Harvesting sunshine

A drift of dark eyed golden Rudbeckia smile back at me from over the pond, cheerfully radiating sunshine even as the clouds roll in, the wind gets up and a cool damp draft blows down my neck.

Autumn is beginning to show its true colours and as the weather turns so do the leaves. Falling levels of light and cooling temperatures trigger changes in all of us. While we pile on layers of warmer clothes, deciduous plants are getting ready to shed their layers of leaves. Feeding, which leaves do for their plants through spring and summer, is forgotten for now, surviving winter takes priority.

Chlorophyll breaks down and its loss reveals the reds and yellows of anthocyanins and carotinoides, the temporary blaze of colour we love to see in autumn. By the end of the season and leaf fall, all that energy provided by sunlight has been stored by plants in their fruit, roots, bulbs, corms and tubers for the next generation or to see them through the winter.

When we plant bulbs for next spring flowers we are burying the sun’s energy under the soil and as we pick and eat fruit, nuts and seeds, we are harvesting sunshine just as the birds and small mammals do. Each autumn a squirrel makes holes around my garden and hides the hazel nuts he beats me to picking every year.
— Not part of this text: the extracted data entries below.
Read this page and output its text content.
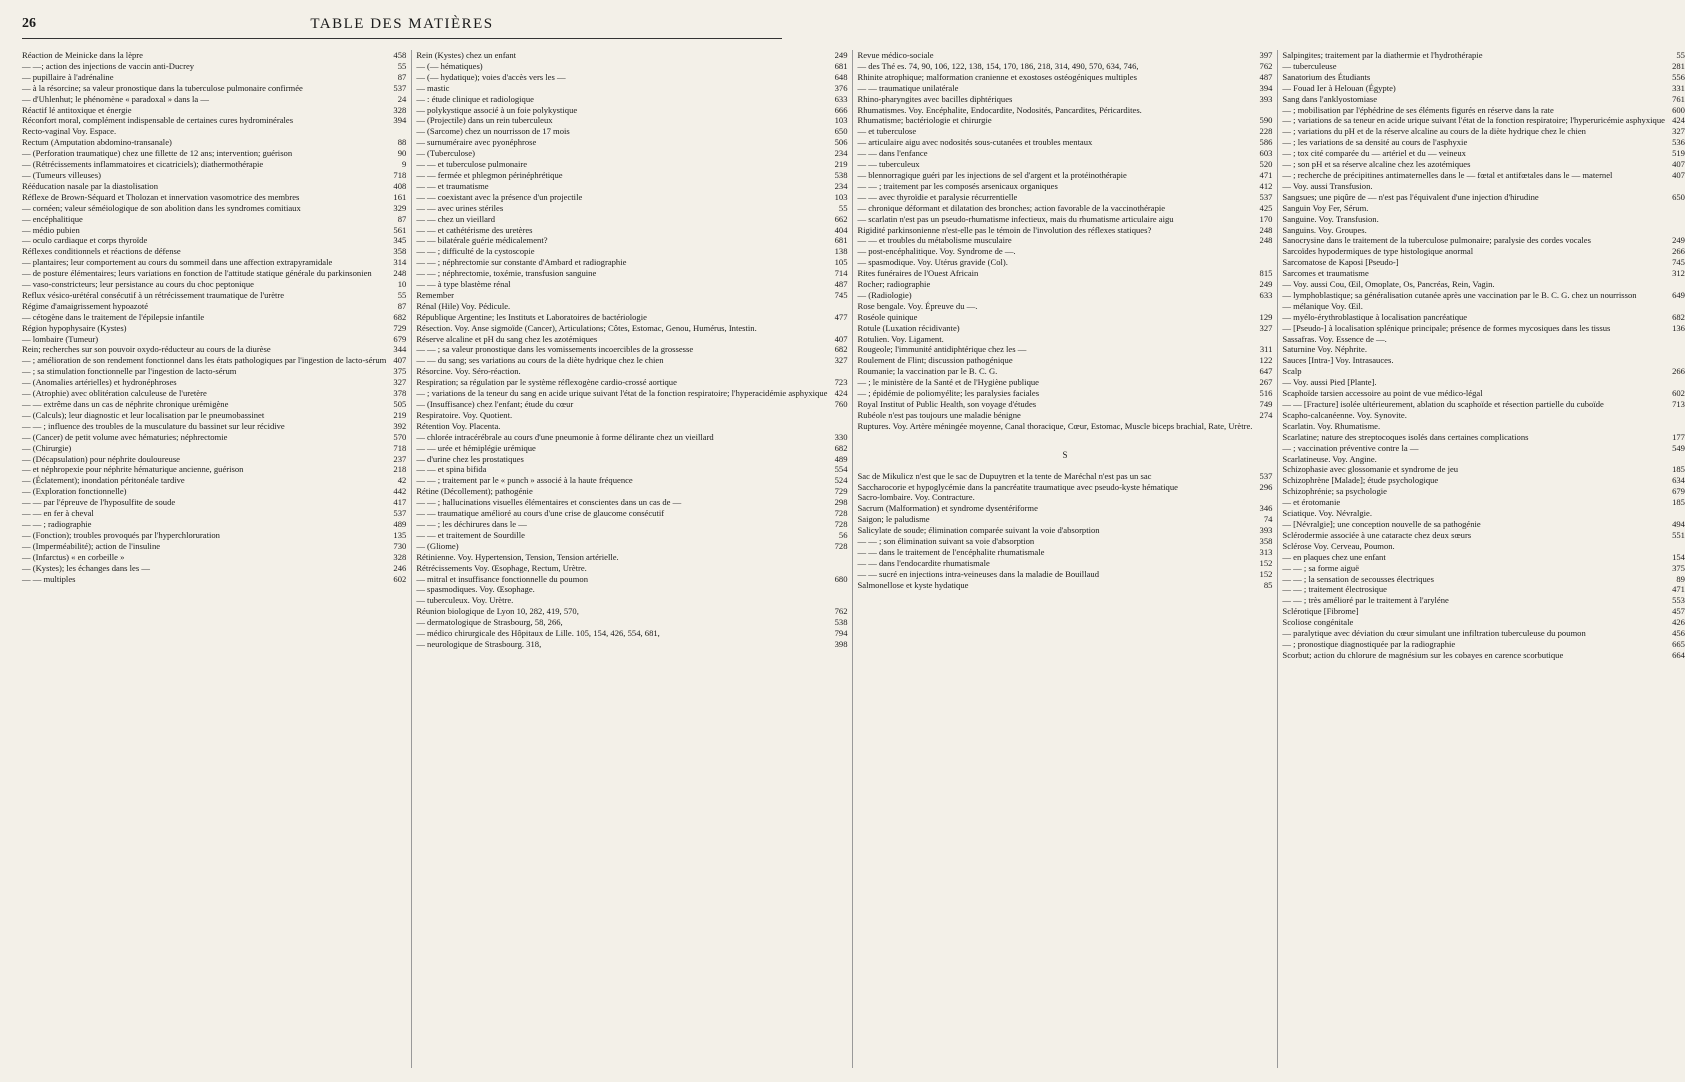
26	TABLE DES MATIÈRES
Réaction de Meinicke dans la lèpre	458
— —; action des injections de vaccin anti-Ducrey	55
— pupillaire à l'adrénaline	87
— à la résorcine; sa valeur pronostique dans la tuberculose pulmonaire confirmée	537
— d'Uhlenhut; le phénomène « paradoxal » dans la —	24
Réactif lé antitoxique et énergie	328
Réconfort moral, complément indispensable de certaines cures hydrominérales	394
Recto-vaginal Voy. Espace.
Rectum (Amputation abdomino-transanale)	88
— (Perforation traumatique) chez une fillette de 12 ans; intervention; guérison	90
— (Rétrécissements inflammatoires et cicatriciels); diathermothérapie	9
— (Tumeurs villeuses)	718
Rééducation nasale par la diastolisation	408
Réflexe de Brown-Séquard et Tholozan et innervation vasomotrice des membres	161
— cornéen; valeur séméiologique de son abolition dans les syndromes comitiaux	329
— encéphalitique	87
— médio pubien	561
— oculo cardiaque et corps thyroïde	345
Réflexes conditionnels et réactions de défense	358
— plantaires; leur comportement au cours du sommeil dans une affection extrapyramidale	314
— de posture élémentaires; leurs variations en fonction de l'attitude statique générale du parkinsonien	248
— vaso-constricteurs; leur persistance au cours du choc peptonique	10
Reflux vésico-urétéral consécutif à un rétrécissement traumatique de l'urètre	55
Régime d'amaigrissement hypoazoté	87
— cétogène dans le traitement de l'épilepsie infantile	682
Région hypophysaire (Kystes)	729
— lombaire (Tumeur)	679
Rein; recherches sur son pouvoir oxydo-réducteur au cours de la diurèse	344
— ; amélioration de son rendement fonctionnel dans les états pathologiques par l'ingestion de lacto-sérum 407
— ; sa stimulation fonctionnelle par l'ingestion de lacto-sérum	375
— (Anomalies artérielles) et hydronéphroses	327
— (Atrophie) avec oblitération calculeuse de l'uretère	378
— — extrême dans un cas de néphrite chronique urémigène	505
— (Calculs); leur diagnostic et leur localisation par le pneumobassinet	219
— — ; influence des troubles de la musculature du bassinet sur leur récidive	392
— (Cancer) de petit volume avec hématuries; néphrectomie	570
— (Chirurgie)	718
— (Décapsulation) pour néphrite douloureuse	237
— et néphropexie pour néphrite hématurique ancienne, guérison	218
— (Éclatement); inondation péritonéale tardive	42
— (Exploration fonctionnelle)	442
— — par l'épreuve de l'hyposulfite de soude	417
— — en fer à cheval	537
— — ; radiographie	489
— (Fonction); troubles provoqués par l'hyperchloruration	135
— (Imperméabilité); action de l'insuline	730
— (Infarctus) « en corbeille »	328
— (Kystes); les échanges dans les —	246
— — multiples	602
Rein (Kystes) chez un enfant	249
— (— hématiques)	681
— (— hydatique); voies d'accès vers les —	648
— mastic	376
— : étude clinique et radiologique	633
— polykystique associé à un foie polykystique	666
— (Projectile) dans un rein tuberculeux	103
— (Sarcome) chez un nourrisson de 17 mois	650
— surnuméraire avec pyonéphrose	506
— (Tuberculose)	234
— — et tuberculose pulmonaire	219
— — fermée et phlegmon périnéphrétique	538
— — et traumatisme	234
— — coexistant avec la présence d'un projectile	103
— — avec urines stériles	55
— — chez un vieillard	662
— — et cathétérisme des uretères	404
— — bilatérale guérie médicalement?	681
— — ; difficulté de la cystoscopie	138
— — ; néphrectomie sur constante d'Ambard et radiographie	105
— — ; néphrectomie, toxémie, transfusion sanguine	714
— — à type blastème rénal	487
Remember	745
Rénal (Hile) Voy. Pédicule.
République Argentine; les Instituts et Laboratoires de bactériologie	477
Résection. Voy. Anse sigmoïde (Cancer), Articulations; Côtes, Estomac, Genou, Humérus, Intestin.
Réserve alcaline et pH du sang chez les azotémiques	407
— — ; sa valeur pronostique dans les vomissements incoercibles de la grossesse	682
— — du sang; ses variations au cours de la diète hydrique chez le chien	327
Résorcine. Voy. Séro-réaction.
Respiration; sa régulation par le système réflexogène cardio-crossé aortique	723
— ; variations de la teneur du sang en acide urique suivant l'état de la fonction respiratoire; l'hyperacidémie asphyxique 424
— (Insuffisance) chez l'enfant; étude du cœur	760
Respiratoire. Voy. Quotient.
Rétention Voy. Placenta.
— chlorée intracérébrale au cours d'une pneumonie à forme délirante chez un vieillard	330
— — urée et hémiplégie urémique	682
— d'urine chez les prostatiques	489
— — et spina bifida	554
— — ; traitement par le « punch » associé à la haute fréquence	524
Rétine (Décollement); pathogénie	729
— — ; hallucinations visuelles élémentaires et conscientes dans un cas de —	298
— — traumatique amélioré au cours d'une crise de glaucome consécutif	728
— — ; les déchirures dans le —	728
— — et traitement de Sourdille	56
— (Gliome)	728
Rétinienne. Voy. Hypertension, Tension, Tension artérielle.
Rétrécissements Voy. Œsophage, Rectum, Urètre.
— mitral et insuffisance fonctionnelle du poumon	680
— spasmodiques. Voy. Œsophage.
— tuberculeux. Voy. Urètre.
Réunion biologique de Lyon 10, 282, 419, 570,	762
— dermatologique de Strasbourg, 58, 266,	538
— médico chirurgicale des Hôpitaux de Lille. 105, 154, 426, 554, 681,	794
— neurologique de Strasbourg. 318,	398
Revue médico-sociale	397
— des Thé es. 74, 90, 106, 122, 138, 154, 170, 186, 218, 314, 490, 570, 634, 746,	762
Rhinite atrophique; malformation cranienne et exostoses ostéogéniques multiples	487
— — traumatique unilatérale	394
Rhino-pharyngites avec bacilles diphtériques	393
Rhumatismes. Voy. Encéphalite, Endocardite, Nodosités, Pancardites, Péricardites.
Rhumatisme; bactériologie et chirurgie	590
— et tuberculose	228
— articulaire aigu avec nodosités sous-cutanées et troubles mentaux	586
— — dans l'enfance	603
— — tuberculeux	520
— blennorragique guéri par les injections de sel d'argent et la protéinothérapie	471
— — ; traitement par les composés arsenicaux organiques	412
— — avec thyroïdie et paralysie récurrentielle	537
— chronique déformant et dilatation des bronches; action favorable de la vaccinothérapie	425
— scarlatin n'est pas un pseudo-rhumatisme infectieux, mais du rhumatisme articulaire aigu	170
Rigidité parkinsonienne n'est-elle pas le témoin de l'involution des réflexes statiques?	248
— — et troubles du métabolisme musculaire	248
— post-encéphalitique. Voy. Syndrome de —.
— spasmodique. Voy. Utérus gravide (Col).
Rites funéraires de l'Ouest Africain	815
Rocher; radiographie	249
— (Radiologie)	633
Rose bengale. Voy. Épreuve du —.
Roséole quinique	129
Rotule (Luxation récidivante)	327
Rotulien. Voy. Ligament.
Rougeole; l'immunité antidiphtérique chez les —	311
Roulement de Flint; discussion pathogénique	122
Roumanie; la vaccination par le B. C. G.	647
— ; le ministère de la Santé et de l'Hygiène publique	267
— ; épidémie de poliomyélite; les paralysies faciales	516
Royal Institut of Public Health, son voyage d'études	749
Rubéole n'est pas toujours une maladie bénigne	274
Ruptures. Voy. Artère méningée moyenne, Canal thoracique, Cœur, Estomac, Muscle biceps brachial, Rate, Urètre.
S
Sac de Mikulicz n'est que le sac de Dupuytren et la tente de Maréchal n'est pas un sac	537
Saccharocorie et hypoglycémie dans la pancréatite traumatique avec pseudo-kyste hématique	296
Sacro-lombaire. Voy. Contracture.
Sacrum (Malformation) et syndrome dysentériforme	346
Saigon; le paludisme	74
Salicylate de soude; élimination comparée suivant la voie d'absorption	393
— — ; son élimination suivant sa voie d'absorption	358
— — dans le traitement de l'encéphalite rhumatismale	313
— — dans l'endocardite rhumatismale	152
— — sucré en injections intra-veineuses dans la maladie de Bouillaud	152
Salmonellose et kyste hydatique	85
Salpingites; traitement par la diathermie et l'hydrothérapie	55
— tuberculeuse	281
Sanatorium des Étudiants	556
— Fouad Ier à Helouan (Égypte)	331
Sang dans l'anklyostomiase	761
— ; mobilisation par l'éphédrine de ses éléments figurés en réserve dans la rate	600
— ; variations de sa teneur en acide urique suivant l'état de la fonction respiratoire; l'hyperuricémie asphyxique 424
— ; variations du pH et de la réserve alcaline au cours de la diète hydrique chez le chien	327
— ; les variations de sa densité au cours de l'asphyxie	536
— ; tox cité comparée du — artériel et du — veineux	519
— ; son pH et sa réserve alcaline chez les azotémiques	407
— ; recherche de précipitines antimaternelles dans le — fœtal et antifœtales dans le — maternel	407
— Voy. aussi Transfusion.
Sangsues; une piqûre de — n'est pas l'équivalent d'une injection d'hirudine	650
Sanguin Voy Fer, Sérum.
Sanguine. Voy. Transfusion.
Sanguins. Voy. Groupes.
Sanocrysine dans le traitement de la tuberculose pulmonaire; paralysie des cordes vocales	249
Sarcoïdes hypodermiques de type histologique anormal	266
Sarcomatose de Kaposi [Pseudo-]	745
Sarcomes et traumatisme	312
— Voy. aussi Cou, Œil, Omoplate, Os, Pancréas, Rein, Vagin.
— lymphoblastique; sa généralisation cutanée après une vaccination par le B. C. G. chez un nourrisson	649
— mélanique Voy. Œil.
— myélo-érythroblastique à localisation pancréatique	682
— [Pseudo-] à localisation splénique principale; présence de formes mycosiques dans les tissus	136
Sassafras. Voy. Essence de —.
Saturnine Voy. Néphrite.
Sauces [Intra-] Voy. Intrasauces.
Scalp	266
— Voy. aussi Pied [Plante].
Scaphoïde tarsien accessoire au point de vue médico-légal	602
— — [Fracture] isolée ultérieurement, ablation du scaphoïde et résection partielle du cuboïde	713
Scapho-calcanéenne. Voy. Synovite.
Scarlatin. Voy. Rhumatisme.
Scarlatine; nature des streptocoques isolés dans certaines complications	177
— ; vaccination préventive contre la —	549
Scarlatineuse. Voy. Angine.
Schizophasie avec glossomanie et syndrome de jeu	185
Schizophrène [Malade]; étude psychologique	634
Schizophrénie; sa psychologie	679
— et érotomanie	185
Sciatique. Voy. Névralgie.
— [Névralgie]; une conception nouvelle de sa pathogénie	494
Sclérodermie associée à une cataracte chez deux sœurs	551
Sclérose Voy. Cerveau, Poumon.
— en plaques chez une enfant	154
— — ; sa forme aiguë	375
— — ; la sensation de secousses électriques	89
— — ; traitement électrosique	471
— — ; très amélioré par le traitement à l'aryléne	553
Sclérotique [Fibrome]	457
Scoliose congénitale	426
— paralytique avec déviation du cœur simulant une infiltration tuberculeuse du poumon	456
— ; pronostique diagnostiquée par la radiographie	665
Scorbut; action du chlorure de magnésium sur les cobayes en carence scorbutique	664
While I might rarely get to taste the nuts from my garden’s hazel trees, I will enjoy the sun’s energy stored in the blackberries from the hedge and windfall apples. The least blemished I’ll munch on soon, crisp and fresh. Others will be cooked and frozen for a burst of light on dark winter days.

Some people go abroad on holiday for their dose of winter sun but I take mine at home, harvested as berries, fruit and green winter vegetables. Grown specially or foraged, picked as fresh as it’s possible to get, straight from my garden and full of stored sunshine.